Depuis plusieurs semaines, le débat sur les Industries Chimiques du Sénégal (ICS) agite l’opinion sénégalaise. Certains y voient un abandon de souveraineté, d’autres une simple polémique nourrie par la désinformation. Dans une tribune publiée sur Exclusif.net, l’analyste Oumar Remy Touré replace les faits au centre du débat.

Il rappelle que l’État sénégalais n’a jamais détenu 100 % du capital d’ICS. Sa participation actuelle est de 15 %, avec une option contractuelle pour monter à 30 %. « Il ne s’agit pas d’un renoncement, mais de l’exercice d’un droit déjà négocié », explique-t-il. Pour lui, la souveraineté économique ne se mesure pas au nombre d’entreprises possédées par l’État, mais à la capacité de créer de la richesse, des emplois et de la valeur ajoutée sur le territoire national.

L’auteur s’appuie sur des exemples internationaux : la Norvège a bâti son modèle sur des partenariats public-privé exigeants, le Maroc a transformé son phosphate avec l’OCP en combinant investissements locaux et ouverture maîtrisée. Même la Chine a su attirer capitaux et technologies étrangers sans perdre le contrôle stratégique. Cette analyse fait écho aux alertes de l’universitaire Ousmane Sène, qui, en juin dernier, critiquait déjà le décalage entre les querelles politiques et les urgences économiques, soulignant que « la souveraineté se cultive par la détention des moyens de sa propre politique ».

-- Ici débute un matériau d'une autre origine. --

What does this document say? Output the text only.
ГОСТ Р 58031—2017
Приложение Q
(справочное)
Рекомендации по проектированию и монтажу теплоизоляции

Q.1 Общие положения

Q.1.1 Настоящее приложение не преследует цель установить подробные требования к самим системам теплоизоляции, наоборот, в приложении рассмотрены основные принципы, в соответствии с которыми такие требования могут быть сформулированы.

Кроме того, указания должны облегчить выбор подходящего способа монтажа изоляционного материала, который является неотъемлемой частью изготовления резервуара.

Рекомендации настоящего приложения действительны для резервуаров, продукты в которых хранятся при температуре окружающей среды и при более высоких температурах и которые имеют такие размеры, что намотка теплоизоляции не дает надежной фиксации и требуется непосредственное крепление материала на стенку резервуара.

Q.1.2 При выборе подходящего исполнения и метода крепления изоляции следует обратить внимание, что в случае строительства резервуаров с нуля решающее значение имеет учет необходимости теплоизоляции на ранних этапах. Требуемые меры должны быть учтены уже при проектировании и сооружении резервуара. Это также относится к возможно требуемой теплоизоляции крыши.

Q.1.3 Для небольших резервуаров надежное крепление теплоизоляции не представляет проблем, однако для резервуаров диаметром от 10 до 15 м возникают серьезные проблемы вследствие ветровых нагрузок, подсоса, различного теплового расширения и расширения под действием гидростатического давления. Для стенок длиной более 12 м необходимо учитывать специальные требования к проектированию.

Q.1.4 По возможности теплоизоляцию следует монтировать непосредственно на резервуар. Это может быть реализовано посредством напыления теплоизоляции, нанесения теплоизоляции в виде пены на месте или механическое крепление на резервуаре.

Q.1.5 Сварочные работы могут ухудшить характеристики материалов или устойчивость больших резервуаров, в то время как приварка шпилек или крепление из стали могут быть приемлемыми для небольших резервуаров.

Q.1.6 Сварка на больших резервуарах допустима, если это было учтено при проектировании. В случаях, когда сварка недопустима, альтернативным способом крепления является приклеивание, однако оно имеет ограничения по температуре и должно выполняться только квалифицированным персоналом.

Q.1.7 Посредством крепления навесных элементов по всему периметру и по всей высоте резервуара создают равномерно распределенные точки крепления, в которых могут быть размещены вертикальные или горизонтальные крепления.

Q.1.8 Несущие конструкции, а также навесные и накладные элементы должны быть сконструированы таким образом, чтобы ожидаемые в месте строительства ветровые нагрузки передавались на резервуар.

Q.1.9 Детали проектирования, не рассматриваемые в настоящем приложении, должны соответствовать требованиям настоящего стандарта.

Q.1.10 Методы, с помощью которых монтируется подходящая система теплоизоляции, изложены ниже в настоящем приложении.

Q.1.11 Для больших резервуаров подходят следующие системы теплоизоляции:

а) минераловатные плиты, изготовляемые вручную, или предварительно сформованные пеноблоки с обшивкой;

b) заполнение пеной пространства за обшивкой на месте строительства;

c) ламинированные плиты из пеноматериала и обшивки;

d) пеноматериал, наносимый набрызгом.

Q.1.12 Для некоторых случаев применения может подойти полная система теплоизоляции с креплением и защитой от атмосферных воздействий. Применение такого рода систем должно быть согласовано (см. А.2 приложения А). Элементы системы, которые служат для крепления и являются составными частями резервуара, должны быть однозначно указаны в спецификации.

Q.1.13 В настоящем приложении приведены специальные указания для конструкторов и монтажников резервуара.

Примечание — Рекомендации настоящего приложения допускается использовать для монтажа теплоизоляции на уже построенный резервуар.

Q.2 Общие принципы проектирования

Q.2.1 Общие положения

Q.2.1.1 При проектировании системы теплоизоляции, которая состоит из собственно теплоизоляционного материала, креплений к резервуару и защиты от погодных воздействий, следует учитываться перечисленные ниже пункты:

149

Concrètement, nationaliser intégralement ICS exposerait l’État à des risques financiers et industriels majeurs, dans un secteur exposé à la volatilité des cours mondiaux. Touré plaide pour une trajectoire pragmatique : renforcer la présence de l’État au capital, obtenir des garanties de gouvernance solides et exiger davantage de transformation locale des ressources. « Le patriotisme économique du XXIe siècle ne consiste pas à opposer public et privé, mais à construire des partenariats équilibrés au service de l’intérêt national », conclut-il.

Le contrat actuel permet à l’État de monter à 30 % des parts d’ICS, une option que le gouvernement s’apprête à exercer, sans exclure une hausse ultérieure lorsque les capacités financières le permettront.